The proposed active method of 3D reconstruction using Kinect sensor is proved to be efficient than the structured light technique. This method uses Kinect v2 sensor for acquiring color and depth information. These information are obtained by positioning the object at different angles. The 3D point clouds are generated by combining these information. 3D SIFT descriptor is used to extract the keypoints from the point clouds. The keypoints extracted 3D point clouds are combined using ABC based Iterative Closest Point (ICP) algorithm. The standard ICP algorithm is modified by introducing Artificial Bee Colony algorithm in the matching step. The obtained 3D reconstructed model is better than that of structured light technique in terms of accuracy, complexity and computational speed.
The first part of this section introduces the Structured light method and the second part concentrates on the Kinect sensor and its application of 3D reconstruction using ABC based Iterative Closest Point algorithm.
3D Reconstruction using structured light method
3D reconstruction using Structured light technique is implemented using a projector and two cameras. Horizontal and vertical patterns of various sizes is projected on the object or scene and the pattern gets deformed based on the shape of the object. The deformed pattern is imaged using the left and right cameras similar to the stereo vision cameras. The cameras and projector should be perfectly calibrated. The depth information can be retrieved by comparing the projected and deformed patterns.
Figure 1 shows the overview of structured light scanning system.
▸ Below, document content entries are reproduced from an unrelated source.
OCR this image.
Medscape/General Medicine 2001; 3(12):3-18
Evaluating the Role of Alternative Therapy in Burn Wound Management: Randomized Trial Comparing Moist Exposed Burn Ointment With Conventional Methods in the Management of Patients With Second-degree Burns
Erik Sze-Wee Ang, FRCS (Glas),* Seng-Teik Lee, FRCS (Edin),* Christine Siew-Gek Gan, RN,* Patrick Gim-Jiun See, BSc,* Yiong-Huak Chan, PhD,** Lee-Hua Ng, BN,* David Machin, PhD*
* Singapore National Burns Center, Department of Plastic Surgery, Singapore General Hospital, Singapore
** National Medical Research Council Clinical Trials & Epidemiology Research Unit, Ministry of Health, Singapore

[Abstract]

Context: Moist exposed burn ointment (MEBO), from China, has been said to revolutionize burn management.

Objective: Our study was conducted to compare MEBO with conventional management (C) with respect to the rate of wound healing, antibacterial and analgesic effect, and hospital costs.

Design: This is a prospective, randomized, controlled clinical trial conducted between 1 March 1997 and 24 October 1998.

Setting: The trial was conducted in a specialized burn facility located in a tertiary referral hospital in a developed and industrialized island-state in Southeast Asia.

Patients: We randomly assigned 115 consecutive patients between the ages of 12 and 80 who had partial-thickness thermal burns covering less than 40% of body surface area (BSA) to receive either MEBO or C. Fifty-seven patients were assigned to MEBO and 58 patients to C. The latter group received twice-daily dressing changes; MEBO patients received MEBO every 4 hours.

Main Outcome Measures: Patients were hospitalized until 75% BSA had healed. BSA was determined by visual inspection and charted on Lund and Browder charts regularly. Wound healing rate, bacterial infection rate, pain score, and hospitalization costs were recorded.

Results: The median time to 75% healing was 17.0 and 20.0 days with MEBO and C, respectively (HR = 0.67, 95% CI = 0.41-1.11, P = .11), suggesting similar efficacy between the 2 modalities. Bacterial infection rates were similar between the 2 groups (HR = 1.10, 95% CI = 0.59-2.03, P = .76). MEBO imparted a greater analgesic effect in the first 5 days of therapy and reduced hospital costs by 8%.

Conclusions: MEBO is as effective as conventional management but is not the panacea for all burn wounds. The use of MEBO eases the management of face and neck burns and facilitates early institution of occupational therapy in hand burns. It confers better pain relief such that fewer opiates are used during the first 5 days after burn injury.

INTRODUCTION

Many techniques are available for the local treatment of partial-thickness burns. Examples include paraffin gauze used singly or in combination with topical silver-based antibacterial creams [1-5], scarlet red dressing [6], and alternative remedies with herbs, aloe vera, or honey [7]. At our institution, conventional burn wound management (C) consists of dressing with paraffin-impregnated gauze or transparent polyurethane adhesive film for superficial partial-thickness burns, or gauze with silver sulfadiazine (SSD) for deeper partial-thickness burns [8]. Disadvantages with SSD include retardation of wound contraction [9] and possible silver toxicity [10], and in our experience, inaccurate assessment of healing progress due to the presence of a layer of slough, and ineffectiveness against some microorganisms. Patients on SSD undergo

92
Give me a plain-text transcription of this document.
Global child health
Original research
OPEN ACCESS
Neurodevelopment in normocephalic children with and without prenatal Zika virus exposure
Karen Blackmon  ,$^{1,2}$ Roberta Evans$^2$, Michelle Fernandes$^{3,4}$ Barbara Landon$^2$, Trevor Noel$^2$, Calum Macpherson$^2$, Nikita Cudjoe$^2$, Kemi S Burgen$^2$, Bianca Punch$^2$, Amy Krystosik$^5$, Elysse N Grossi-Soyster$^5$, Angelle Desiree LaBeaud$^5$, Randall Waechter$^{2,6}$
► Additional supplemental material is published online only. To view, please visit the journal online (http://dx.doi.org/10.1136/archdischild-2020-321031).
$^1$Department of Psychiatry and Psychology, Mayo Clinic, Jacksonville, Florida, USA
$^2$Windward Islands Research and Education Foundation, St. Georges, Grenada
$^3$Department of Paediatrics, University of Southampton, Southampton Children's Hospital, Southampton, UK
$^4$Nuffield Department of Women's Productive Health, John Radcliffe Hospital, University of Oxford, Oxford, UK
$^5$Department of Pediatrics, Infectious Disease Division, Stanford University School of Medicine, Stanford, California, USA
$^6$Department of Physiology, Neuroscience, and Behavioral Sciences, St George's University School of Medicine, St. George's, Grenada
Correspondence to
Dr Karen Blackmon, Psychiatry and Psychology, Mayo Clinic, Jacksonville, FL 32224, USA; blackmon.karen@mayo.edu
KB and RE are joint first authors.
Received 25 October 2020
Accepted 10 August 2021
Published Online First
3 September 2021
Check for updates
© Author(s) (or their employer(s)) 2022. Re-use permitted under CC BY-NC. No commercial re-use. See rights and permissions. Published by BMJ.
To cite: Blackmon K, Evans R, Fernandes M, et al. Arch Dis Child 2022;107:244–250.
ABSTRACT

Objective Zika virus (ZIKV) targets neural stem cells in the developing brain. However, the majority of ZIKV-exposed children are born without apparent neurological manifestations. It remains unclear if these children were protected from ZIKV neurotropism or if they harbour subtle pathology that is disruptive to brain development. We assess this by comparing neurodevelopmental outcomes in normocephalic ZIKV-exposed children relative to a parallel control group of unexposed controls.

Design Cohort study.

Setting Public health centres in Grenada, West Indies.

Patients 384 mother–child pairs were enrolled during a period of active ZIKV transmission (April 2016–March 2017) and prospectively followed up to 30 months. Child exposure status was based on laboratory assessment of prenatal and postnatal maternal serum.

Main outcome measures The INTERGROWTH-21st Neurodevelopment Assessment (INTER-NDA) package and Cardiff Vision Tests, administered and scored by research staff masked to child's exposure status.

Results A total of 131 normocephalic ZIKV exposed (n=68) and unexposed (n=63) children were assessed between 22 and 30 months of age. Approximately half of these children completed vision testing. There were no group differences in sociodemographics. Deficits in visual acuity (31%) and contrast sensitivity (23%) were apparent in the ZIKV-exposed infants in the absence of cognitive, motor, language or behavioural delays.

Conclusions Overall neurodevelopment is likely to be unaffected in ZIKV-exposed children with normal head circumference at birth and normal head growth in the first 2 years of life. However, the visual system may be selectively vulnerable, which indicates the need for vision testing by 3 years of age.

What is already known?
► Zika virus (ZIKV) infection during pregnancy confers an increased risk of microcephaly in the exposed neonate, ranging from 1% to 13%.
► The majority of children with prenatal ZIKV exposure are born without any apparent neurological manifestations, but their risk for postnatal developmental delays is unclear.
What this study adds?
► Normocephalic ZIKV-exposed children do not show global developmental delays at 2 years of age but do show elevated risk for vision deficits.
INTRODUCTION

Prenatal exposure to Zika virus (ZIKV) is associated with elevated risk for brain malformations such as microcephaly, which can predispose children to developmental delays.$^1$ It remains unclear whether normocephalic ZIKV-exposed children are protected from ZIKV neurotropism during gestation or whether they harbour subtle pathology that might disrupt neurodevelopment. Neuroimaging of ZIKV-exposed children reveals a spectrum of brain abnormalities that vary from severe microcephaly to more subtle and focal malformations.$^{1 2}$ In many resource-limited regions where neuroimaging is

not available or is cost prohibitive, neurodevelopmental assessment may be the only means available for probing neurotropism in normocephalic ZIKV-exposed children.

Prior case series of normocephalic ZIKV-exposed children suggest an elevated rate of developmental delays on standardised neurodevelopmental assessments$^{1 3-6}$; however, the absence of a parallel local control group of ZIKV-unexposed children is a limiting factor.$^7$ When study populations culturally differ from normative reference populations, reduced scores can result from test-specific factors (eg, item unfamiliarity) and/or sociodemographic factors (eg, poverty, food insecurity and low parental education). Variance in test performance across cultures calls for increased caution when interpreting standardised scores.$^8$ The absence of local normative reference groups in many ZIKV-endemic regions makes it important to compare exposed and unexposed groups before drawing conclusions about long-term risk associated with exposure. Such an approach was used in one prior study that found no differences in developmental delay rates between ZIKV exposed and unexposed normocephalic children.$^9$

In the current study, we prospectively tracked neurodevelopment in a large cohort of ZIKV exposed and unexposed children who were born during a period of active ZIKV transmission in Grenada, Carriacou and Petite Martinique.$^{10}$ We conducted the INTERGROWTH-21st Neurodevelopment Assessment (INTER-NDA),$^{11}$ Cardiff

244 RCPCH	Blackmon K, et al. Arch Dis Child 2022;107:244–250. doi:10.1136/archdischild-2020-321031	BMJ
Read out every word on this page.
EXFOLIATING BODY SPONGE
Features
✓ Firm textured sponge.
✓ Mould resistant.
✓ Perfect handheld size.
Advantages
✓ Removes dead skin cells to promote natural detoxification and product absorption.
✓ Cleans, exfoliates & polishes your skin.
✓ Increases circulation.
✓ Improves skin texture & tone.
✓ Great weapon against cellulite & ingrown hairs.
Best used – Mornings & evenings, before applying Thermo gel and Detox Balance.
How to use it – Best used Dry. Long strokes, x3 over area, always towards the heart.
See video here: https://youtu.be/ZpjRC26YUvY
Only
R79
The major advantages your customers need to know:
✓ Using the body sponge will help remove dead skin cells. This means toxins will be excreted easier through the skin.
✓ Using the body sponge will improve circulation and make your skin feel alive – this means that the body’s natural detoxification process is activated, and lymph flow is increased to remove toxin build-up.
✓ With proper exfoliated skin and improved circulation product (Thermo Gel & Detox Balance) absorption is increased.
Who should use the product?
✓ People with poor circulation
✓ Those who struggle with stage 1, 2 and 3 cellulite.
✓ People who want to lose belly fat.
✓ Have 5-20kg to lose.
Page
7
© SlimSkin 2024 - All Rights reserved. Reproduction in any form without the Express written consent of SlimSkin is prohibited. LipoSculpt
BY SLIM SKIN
Structured Light Scanning.
Binary or gray code encoding scheme is used to encode the information into sequence of patterns. These sequence of patterns is projected on the object using the projector. Both the camera and projector is calibrated to compute the intrinsic and extrinsic parameters. Once the projector and the cameras are arranged, the lighting needs to be considered. The pixel’s intensity values between the first two projections are compared to determine the pixels in the shadow regions. The pixels in the shadow region are neglected. The Images captured using the camera are finally decoded and thus a mapping between the two camera pixels which corresponds to the same 3D point is derived. 3D scanning methods are mostly based on triangulation [17]. The 3D point is finally computed by triangulating the mapped pixels.
The proposed method of 3D reconstruction shown in Fig. 2 uses Kinect v2 sensor for acquiring color and depth information. These images are captured by positioning the Kinect sensor stationary and tilting the object at various angles. Four sets of images containing the depth and color information are acquired, two sets of which are combined to produce a point cloud. Hence two different point clouds of the same scene or object is produced. Keypoints are extracted from both the point clouds using 3D SIFT descriptor. The keypoint extracted 3D point clouds are merged using ABC based Iterative Closest Point (ICP) algorithm to obtain the 3D reconstructed model. The standard ICP algorithm is modified by introducing Artificial Bee Colony algorithm in the matching step as shown in Fig. 3. The Proposed method excels the structured light technique and several ICP variants with respect to complexity, accuracy and computation speed.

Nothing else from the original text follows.